May 19, 2024

Cabinet Secrets: How to Cut a Dado

A channel cut into the wood to attach another piece at a right angle is called a dado. A dado cut also cuts across the grain of the wood otherwise it is called a groove. Because these joints completely enclose the end of a board they prevent warping and twisting. These cuts are invaluable when making cabinets or shelves because they allow the wood to be attached with glue and no nails or screws are visible. The dado cut also conceals the end of the board and hides the interior of a board that is covered with veneer. Considering all this, before you Buy drawer slides for cabinets & kitchens make sure that you look for these Dado cuts. 

There are three types of dado cuts. The first of these is the more difficult to make but it is the strongest and more professional looking of the dado cuts. The other two are a through dado and a stopped dado. The through dado makes a square cut all the way through the board. The stooped dado falls short of the end piece and disguises the dado itself.

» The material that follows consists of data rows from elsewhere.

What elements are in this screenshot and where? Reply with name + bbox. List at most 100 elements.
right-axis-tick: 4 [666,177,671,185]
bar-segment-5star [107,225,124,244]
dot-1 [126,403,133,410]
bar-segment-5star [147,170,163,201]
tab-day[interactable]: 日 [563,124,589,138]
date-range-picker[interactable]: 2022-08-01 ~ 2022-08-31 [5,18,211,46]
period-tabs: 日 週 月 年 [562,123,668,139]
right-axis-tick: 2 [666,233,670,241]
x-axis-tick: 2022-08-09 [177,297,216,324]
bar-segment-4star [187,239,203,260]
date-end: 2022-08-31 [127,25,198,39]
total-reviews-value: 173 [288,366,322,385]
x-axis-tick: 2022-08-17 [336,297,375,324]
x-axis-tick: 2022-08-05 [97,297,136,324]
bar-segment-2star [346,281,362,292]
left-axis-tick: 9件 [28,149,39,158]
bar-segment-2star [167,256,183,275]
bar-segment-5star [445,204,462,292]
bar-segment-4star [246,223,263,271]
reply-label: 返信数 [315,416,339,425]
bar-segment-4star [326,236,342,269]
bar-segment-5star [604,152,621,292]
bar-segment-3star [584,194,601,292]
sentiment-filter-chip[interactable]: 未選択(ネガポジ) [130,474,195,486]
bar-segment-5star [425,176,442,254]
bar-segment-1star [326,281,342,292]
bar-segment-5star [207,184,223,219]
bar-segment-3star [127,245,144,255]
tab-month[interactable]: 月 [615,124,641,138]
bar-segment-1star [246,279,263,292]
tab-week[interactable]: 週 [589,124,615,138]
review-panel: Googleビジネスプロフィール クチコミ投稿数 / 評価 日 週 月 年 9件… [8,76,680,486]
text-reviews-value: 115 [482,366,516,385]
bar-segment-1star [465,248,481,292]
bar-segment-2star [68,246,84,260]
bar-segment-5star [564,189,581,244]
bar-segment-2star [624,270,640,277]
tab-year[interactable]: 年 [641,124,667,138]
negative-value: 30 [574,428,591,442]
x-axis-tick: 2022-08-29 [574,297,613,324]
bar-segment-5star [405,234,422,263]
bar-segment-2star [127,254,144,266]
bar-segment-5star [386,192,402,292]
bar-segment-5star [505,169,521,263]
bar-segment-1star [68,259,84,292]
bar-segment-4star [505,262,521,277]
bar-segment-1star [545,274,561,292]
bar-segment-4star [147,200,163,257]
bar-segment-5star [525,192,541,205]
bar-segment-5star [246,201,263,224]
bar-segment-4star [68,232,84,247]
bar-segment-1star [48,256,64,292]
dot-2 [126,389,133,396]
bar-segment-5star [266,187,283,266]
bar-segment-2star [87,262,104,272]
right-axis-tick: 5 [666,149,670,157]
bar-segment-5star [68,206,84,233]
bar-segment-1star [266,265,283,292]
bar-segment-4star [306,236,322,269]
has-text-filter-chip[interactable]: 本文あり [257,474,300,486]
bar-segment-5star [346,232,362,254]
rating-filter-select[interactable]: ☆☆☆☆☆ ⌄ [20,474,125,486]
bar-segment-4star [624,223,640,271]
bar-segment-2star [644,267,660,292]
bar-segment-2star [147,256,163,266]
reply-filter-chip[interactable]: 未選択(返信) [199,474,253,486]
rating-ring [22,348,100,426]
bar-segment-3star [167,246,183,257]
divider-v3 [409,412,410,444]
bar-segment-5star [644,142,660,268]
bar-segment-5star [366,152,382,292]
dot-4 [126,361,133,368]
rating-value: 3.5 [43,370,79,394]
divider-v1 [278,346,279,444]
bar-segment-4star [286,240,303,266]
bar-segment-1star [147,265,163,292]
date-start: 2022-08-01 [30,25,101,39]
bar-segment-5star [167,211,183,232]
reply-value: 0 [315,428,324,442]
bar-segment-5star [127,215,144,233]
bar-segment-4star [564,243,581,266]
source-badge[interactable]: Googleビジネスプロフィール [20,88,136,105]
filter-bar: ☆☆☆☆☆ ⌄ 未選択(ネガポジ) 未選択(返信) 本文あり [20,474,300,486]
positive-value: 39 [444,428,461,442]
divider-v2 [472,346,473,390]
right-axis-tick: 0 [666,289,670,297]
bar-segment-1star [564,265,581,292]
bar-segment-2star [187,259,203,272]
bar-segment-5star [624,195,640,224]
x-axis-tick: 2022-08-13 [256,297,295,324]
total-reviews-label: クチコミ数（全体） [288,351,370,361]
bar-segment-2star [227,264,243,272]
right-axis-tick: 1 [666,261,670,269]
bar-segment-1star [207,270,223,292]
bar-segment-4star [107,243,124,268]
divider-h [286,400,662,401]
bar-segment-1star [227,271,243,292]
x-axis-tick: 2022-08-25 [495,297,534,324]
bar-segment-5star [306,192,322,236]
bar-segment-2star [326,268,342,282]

Right-angled dados can be easily cut with a table saw or router. To start, scribe the adjoining board onto the board you plan to dado. Mark the sides and depth of the dado which should be no more than halfway through the board’s thickness. If you’re using a router, sandwich the boards between two scrap boards. This prevents splintering at the ends. Use another board parallel to the cut to guide the router along straight. Clamp the boards in place and router in one pass. To do the same with a table saw, purchase a dado blade. This is a kit where several blades are placed together to make the correct thickness of the dado. Attach the dado blades to the same thickness of the board and pass through the table saw at the correct length.

To make a stopped dado cut with a router set up the same process as explained above. Set the jig on a bench to where the end of the stopped dado will end at the end of the workbench. Attach a block of wood with a clamp. This will stop the router at the proper length of the dado. Usually, a stopped dado ends a little more than halfway through the board. Once the router has stopped, pull it from the dado. Use a sharp chisel to complete the dado where the router has stopped. You can do the same thing with a table saw by placing a clamp and board at the end of the saw table. Let the saw come to a stop and remove the wood. Chisel the remainder of the dado out.

A dovetail dado is definitely harder. It can not be done with a table saw. You also need a router table to attach your router to for stability. Purchase a dovetail router bit and attach it to the router and the router to the table. Set the depth of the router to the depth of the dado cut. Pass the board through the router. The board that fits into the dado requires several passes along its edge to make the matching dovetail to the correct size. Place the board that’s to be the opposite dovetail and make a small pass on the router table on each side. Gauge the thickness of the dovetail with its opposite end. Trim off enough so the dovetail ends are tight. If they are to lose you will need to start over.

It’s always best to have a test piece when cutting dados. Use scrap wood and test fit for each dado. Adjust the saw or router as necessary. When you have the correct dado set on the saw or router, cut the good wood. Practice makes perfect!